Martin Crowe was self-medicating with liquid marijuana in the final months of his life, according to his close friend, former English international Mike Selvey.
In a tribute piece written for the Guardian, Selvey says the former New Zealand cricket captain was sleeping 15 hours a day and using cannabis oil rather than undergoing more chemotherapy.
Selvey wrote that Crowe had told him this when the pair caught up in Auckland during last year's Cricket World Cup.
Selvey also says that at the time Crowe was given a 5 per cent chance of living for a further year and that he was 13 days off that prognosis when he died yesterday, aged 53, of double hit lymphoma.
"He had been diagnosed with follicular lymphoma a couple of years previously but appeared to be in remission, cleared, until the cancer returned, in the virulent terminal form of double-hit lymphoma," he wrote.
"The apparently hale nature of his condition was a camouflage. When he was awake, he said, he did indeed feel good, but rather than undergoing yet more chemotherapy he was by then self-medicating with liquid marijuana and sleeping 15 hours a day. Happy hours though, he said."
Selvey added in his moving tribute: "Has there ever been a sharper cricket mind? Not in my experience. For all the orthodoxy of his play, he was an innovator, someone ahead of his time by years."
His article is among scores of tributes which have flooded in from around the world after the death of the Kiwi sporting great.
Medical marijuana use in New Zealand hit headlines again earlier this year when former union boss Helen Kelly sought legal and regular supply of the drug.
Ms Kelly, who has lung cancer, wrote to Associate Health Minister Peter Dunne in January to seek permission to use medicinal cannabis.

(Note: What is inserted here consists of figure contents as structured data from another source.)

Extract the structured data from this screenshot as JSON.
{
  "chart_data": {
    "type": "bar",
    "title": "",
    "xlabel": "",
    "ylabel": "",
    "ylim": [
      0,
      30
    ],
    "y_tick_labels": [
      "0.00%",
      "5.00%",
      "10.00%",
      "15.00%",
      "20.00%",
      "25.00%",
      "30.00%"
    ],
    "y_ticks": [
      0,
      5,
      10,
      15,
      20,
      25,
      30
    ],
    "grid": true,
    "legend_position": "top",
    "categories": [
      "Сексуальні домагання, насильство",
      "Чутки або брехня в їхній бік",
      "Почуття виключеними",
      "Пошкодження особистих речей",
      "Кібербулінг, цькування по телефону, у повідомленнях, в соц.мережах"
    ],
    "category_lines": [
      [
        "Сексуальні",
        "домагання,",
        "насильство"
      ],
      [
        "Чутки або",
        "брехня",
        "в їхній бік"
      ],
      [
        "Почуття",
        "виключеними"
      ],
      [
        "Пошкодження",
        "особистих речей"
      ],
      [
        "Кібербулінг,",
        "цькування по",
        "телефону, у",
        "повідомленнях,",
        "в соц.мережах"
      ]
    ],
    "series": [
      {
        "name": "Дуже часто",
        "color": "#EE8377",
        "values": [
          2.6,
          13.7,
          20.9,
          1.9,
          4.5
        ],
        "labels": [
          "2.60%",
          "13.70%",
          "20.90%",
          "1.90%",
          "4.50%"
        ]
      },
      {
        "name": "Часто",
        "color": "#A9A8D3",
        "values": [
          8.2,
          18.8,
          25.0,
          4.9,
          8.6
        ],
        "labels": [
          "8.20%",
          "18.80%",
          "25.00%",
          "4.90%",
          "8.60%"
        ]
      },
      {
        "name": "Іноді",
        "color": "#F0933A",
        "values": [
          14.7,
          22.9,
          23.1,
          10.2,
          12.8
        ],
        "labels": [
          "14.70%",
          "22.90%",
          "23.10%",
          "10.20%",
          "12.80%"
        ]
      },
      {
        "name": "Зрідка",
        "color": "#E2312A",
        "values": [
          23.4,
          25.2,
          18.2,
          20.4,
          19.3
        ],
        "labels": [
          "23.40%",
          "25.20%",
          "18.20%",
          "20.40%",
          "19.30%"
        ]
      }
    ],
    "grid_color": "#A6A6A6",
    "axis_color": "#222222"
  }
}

But earlier this month, the ministry responded to her application, saying it would be deferred because it did not contain enough information.
A spokesman for Mr Dunne told the Herald the Ministry of Health was not aware of Crowe using the drug and there hadn't been any correspondence with him about it.
"No approach made to the minister or officials that we're aware of," the spokesman said.
"Not at all. It's news to us."
Mr Dunne was in Australia from Monday to Wednesday this week at the Australian Drug Foundation's National Drug Summit.
His spokesman said the minister was participating in a forum on the issue of medical marijuana and spoke with his ministerial counterparts in New South Wales and Canberra.
Australia recently passed legislation to legalise the cultivation of cannabis for medicinal purposes.
The legislation passed federal Parliament on Wednesday last week, and the Government is now expected to take at least six months to write the regulations to allow cannabis to be grown legally under licence.
Mr Dunne approved the use of medicinal cannabis for Nelson teenager Alex Renton last year. The 19-year-old, who suffered from seizures and was in a coma, died in July.
Last week Mr Dunne announced that the guidelines for considering applications from people wanting to use cannabis for medical purposes would be reviewed.
He said the need for "fine-tuning" was inevitable, given that medical cannabis was a new policy area for the Ministry of Health and wider medical profession.
"The guidelines were set up at my request following the Alex Renton case in 2015, so far the only case where ministerial approval was granted, following an application from Mr Renton's treating clinicians to administer the restricted product Elixinol," the minister said at the time.
He said the guidelines were more recently applied to an application for medical cannabis made on behalf of Ms Kelly, but subsequently withdrawn by her oncologist before any ministerial decision was required.
"While I am satisfied that on the whole the guidelines are sound, they were prepared as guidance only. They allow for flexibility across different clinical situations, and are certainly not set in stone as some have claimed.
"Nonetheless, some further review would be beneficial and I have asked officials to undertake further consideration of them. I am not ruling out seeking external input into this review process."
Ms Kelly was already using cannabis oil to ease her pain, and has said that the drug was "brilliant" for helping with nausea, lost appetite, and pain relief following chemotherapy.
Patients can apply to the Ministry of Health to get access to one form of medical cannabis, Sativex, which has been cleared for use in New Zealand.
Ms Kelly was seeking approval for a non-pharmaceutical-grade cannabis which does not have approval in New Zealand.
This has a stricter set of criteria for approval and requires the patient to be very ill or dying and in hospital when the treatment begins.
Ms Kelly resigned from the Council of Trade Unions in October because of her deteriorating condition.